Stanford researchers are planning next week to launch new tests on a possible drug to treat the Ebola virus. Preliminary tests on a repurposed cancer drug produced inconclusive results, and according to the medical team, more data is needed.
In early September, Shirit Einav, a Stanford assistant professor of medicine and of microbiology and immunology, completed the first round of testing on an FDA-approved cancer drug, as a possible antiviral to combat Ebola. The drug, the name of which could not be released as Stanford files for a patent, is Einav’s most recent effort to produce a broad-spectrum antiviral drug. By identifying thousands of virus host proteins, the Einav lab attempts to develop drugs that target multiple viruses.
Efforts to create a drug to combat the largest Ebola outbreak in history are intensifying, particularly since Ebola was diagnosed for the first time in the United States. Thomas Duncan, who caught the virus in his native Liberia, was treated in a Dallas hospital isolation unit, after traveling to the United States to visit family. Duncan received an experimental drug called Brincidofovir, but died on Oct. 8.
The Food and Drug Administration has authorized the use of experimental drugs including ZMapp, TKM-Ebola and Brincidofovir because of the Ebola emergency. The FDA allows drugs to be administered to people outside of clinical trials if they are suffering from a serious disease or condition, a rule that leaves some researchers uncomfortable.
“Many ethical questions have been raised about Ebola vaccines and drugs,” said Michele Barry, the senior associate dean for Global Health at the Stanford School of Medicine, at a public discussion on Ebola at Stanford last month.

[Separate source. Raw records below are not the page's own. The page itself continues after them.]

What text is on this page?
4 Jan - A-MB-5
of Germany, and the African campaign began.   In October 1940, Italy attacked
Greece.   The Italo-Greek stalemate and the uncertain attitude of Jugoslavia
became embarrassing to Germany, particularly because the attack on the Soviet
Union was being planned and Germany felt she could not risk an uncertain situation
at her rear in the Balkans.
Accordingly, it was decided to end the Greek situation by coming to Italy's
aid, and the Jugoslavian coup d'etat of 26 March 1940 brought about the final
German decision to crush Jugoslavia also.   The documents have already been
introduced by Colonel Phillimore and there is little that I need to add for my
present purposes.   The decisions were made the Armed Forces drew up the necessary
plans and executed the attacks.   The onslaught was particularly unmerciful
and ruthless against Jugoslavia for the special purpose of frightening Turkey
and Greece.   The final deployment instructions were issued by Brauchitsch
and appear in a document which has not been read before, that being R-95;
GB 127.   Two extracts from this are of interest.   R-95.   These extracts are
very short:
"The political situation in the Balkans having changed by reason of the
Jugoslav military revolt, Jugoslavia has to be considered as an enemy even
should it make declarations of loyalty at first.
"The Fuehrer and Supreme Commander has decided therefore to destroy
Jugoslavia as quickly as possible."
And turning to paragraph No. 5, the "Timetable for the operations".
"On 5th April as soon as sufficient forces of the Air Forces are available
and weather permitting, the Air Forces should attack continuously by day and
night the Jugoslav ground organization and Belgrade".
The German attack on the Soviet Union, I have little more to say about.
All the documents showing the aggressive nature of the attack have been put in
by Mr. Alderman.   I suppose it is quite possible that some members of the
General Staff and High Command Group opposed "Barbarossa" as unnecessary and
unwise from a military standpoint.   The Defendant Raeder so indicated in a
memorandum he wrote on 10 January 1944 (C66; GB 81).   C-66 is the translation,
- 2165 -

Not only are the most commonly used Ebola drugs unapproved by the FDA — none of them have been tested on humans. “Can we deploy these drugs in an untested fashion?”
That is the question Einav faces as she comes under pressure from colleagues to administer the repurposed cancer drug. But Einav insists it is critical to go through proper testing procedures, even with an FDA-approved cancer drug.
In the first experiment testing the efficacy of the cancer drug on Ebola, Einav infected 40 mice with the virus. Of those, 10 received the repurposed drug, 10 received no drug, and 20 were given two other experimental drugs. In the end, 10 out of 10 mice survived after being administered the repurposed drug. Seventeen out of the other 30 survived, including mice from the untreated control group. For Einav, the data was inconclusive.
“The drug showed efficacy in mice with Ebola but the data is just preliminary,” said Einav. “We need more data.”
Einav plans to use mice again in the repeat experiment, and if results prove more conclusive, she hopes to test with monkeys. However, with the amount of money and time this experimentation process takes, some believe precious time is being wasted as Ebola continues to ravage populations in West Africa and is threatening to spread more broadly beyond the region’s borders.
“I believe that we need more data,” said Einav. “But some argue that people are dying anyway, so how could it hurt?”
In August, the World Health Organization convened a panel to discuss the ethics of using untested drugs. The panel concluded that in the context of the Ebola outbreak, “it is ethically acceptable to offer unproven interventions that have shown promising results in the laboratory and in animal models but have not yet been evaluated for safety and efficacy in humans as potential treatment or prevention.”
But Einav is determined to see more conclusive evidence before taking steps towards intervention.
“I am a risk averse person,” said Einav. “If things go great in this next study, there will be an email to the National Institutes of Health to ask for funding for an urgent study in non-human primates. I will also be more inclined to approach someone in West Africa just to make the data available and let them decide.”